Spot palladium was steady at $1,800.09 an ounce at 10:22 a.m. in Singapore time, after peaking on Monday at $1,810.20. The metal, mined in South Africa and Russia, has surged for the past six straight quarters.
While car sales have been sluggish, tighter environmental laws in Europe and China are boosting consumption, according to Australia & New Zealand Banking Group Ltd. Production is likely to continue to trail use through 2020, Bloomberg Intelligence analyst Eily Ong said in an Oct. 17 note. Speculation that the U.S. and China are moving closer to a trade deal also helped lift prices on Monday.
“That tightness in the palladium market continues to be the main driver,” Ryan McKay, a commodities strategist at TD Securities, said from Toronto. “You also have the better sentiment in the industrial metals complex. That also helps.”
Production of platinum-group metals in South Africa shrank the most in 18 months in August, while growth in Russia stalled last month, government data show. Power outages in South Africa have helped cloud the supply outlook.

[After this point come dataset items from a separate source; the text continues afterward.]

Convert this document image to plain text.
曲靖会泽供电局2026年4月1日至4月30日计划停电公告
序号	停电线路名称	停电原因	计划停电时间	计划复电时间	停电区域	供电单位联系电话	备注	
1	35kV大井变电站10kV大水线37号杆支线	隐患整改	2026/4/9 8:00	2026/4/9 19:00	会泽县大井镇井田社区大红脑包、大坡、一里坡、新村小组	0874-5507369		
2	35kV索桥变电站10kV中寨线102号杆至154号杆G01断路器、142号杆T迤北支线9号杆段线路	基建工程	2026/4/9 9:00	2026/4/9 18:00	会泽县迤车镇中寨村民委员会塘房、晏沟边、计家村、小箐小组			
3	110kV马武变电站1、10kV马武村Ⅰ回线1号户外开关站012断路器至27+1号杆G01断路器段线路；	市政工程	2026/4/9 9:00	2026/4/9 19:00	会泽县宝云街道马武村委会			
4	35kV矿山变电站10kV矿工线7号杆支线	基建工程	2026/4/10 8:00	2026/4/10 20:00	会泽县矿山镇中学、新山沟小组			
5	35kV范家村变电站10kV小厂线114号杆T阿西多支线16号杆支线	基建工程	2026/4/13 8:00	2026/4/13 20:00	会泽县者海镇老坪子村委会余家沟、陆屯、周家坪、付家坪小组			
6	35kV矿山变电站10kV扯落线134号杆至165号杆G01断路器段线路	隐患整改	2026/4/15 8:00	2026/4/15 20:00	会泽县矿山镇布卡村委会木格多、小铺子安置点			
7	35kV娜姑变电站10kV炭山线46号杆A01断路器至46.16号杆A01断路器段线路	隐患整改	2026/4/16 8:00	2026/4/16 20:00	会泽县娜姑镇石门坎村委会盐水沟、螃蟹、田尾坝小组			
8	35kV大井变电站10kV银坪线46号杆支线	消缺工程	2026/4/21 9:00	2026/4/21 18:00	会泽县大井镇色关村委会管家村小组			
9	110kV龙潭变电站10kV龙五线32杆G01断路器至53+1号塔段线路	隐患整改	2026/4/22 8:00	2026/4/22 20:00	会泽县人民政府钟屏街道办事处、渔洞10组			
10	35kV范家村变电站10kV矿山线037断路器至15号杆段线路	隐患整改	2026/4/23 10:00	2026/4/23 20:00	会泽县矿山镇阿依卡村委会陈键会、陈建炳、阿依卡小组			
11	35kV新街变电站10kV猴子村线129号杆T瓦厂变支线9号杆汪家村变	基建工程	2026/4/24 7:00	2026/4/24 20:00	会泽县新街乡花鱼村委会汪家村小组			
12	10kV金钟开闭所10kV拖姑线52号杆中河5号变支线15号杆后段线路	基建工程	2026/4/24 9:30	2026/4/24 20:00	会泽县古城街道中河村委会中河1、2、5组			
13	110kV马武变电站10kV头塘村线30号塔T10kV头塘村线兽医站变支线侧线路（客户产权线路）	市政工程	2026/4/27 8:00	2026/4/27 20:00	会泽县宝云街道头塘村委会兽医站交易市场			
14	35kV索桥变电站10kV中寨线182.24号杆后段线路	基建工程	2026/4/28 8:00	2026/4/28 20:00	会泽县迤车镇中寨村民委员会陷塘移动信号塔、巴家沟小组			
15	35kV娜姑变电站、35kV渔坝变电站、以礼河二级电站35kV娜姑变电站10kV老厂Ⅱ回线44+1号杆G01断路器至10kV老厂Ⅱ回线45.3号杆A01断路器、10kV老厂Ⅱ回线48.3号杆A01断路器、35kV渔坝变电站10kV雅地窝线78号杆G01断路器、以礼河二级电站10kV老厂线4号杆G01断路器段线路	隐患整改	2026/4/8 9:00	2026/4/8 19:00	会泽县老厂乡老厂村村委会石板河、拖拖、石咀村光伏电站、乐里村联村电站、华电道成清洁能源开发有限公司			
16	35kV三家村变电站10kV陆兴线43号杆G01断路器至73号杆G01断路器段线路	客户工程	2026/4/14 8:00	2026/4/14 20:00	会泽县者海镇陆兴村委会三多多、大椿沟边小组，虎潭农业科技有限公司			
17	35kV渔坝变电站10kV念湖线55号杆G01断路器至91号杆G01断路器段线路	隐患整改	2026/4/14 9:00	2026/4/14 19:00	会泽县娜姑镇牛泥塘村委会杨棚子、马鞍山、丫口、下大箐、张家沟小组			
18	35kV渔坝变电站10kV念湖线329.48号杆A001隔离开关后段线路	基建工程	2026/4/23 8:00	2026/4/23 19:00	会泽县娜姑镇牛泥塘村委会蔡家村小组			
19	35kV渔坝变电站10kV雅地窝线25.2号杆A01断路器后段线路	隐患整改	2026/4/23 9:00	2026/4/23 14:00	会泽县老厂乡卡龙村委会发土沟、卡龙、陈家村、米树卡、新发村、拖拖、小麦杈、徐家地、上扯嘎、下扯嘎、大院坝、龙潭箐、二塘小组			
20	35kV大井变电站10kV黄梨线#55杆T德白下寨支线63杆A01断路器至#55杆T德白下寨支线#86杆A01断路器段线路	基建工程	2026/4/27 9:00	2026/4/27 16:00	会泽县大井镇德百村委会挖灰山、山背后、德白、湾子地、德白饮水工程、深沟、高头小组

There’s been concern that palladium’s hefty price could prompt automakers to find lower-cost materials, but so far that’s not happening. Platinum, a cheaper sister metal used largely in diesel vehicles, is often mentioned as a possible alternative, but research has shown technological advances are needed before it can match the performance of palladium-based catalytic converters, according to Johnson Matthey Plc, which makes the devices.
In other precious metals, gold for immediate delivery was little changed at $1,492.30 an ounce, after falling 0.8% on Monday as optimism on trade-deal prospects helped push U.S. equities to record highs. Silver and platinum fell.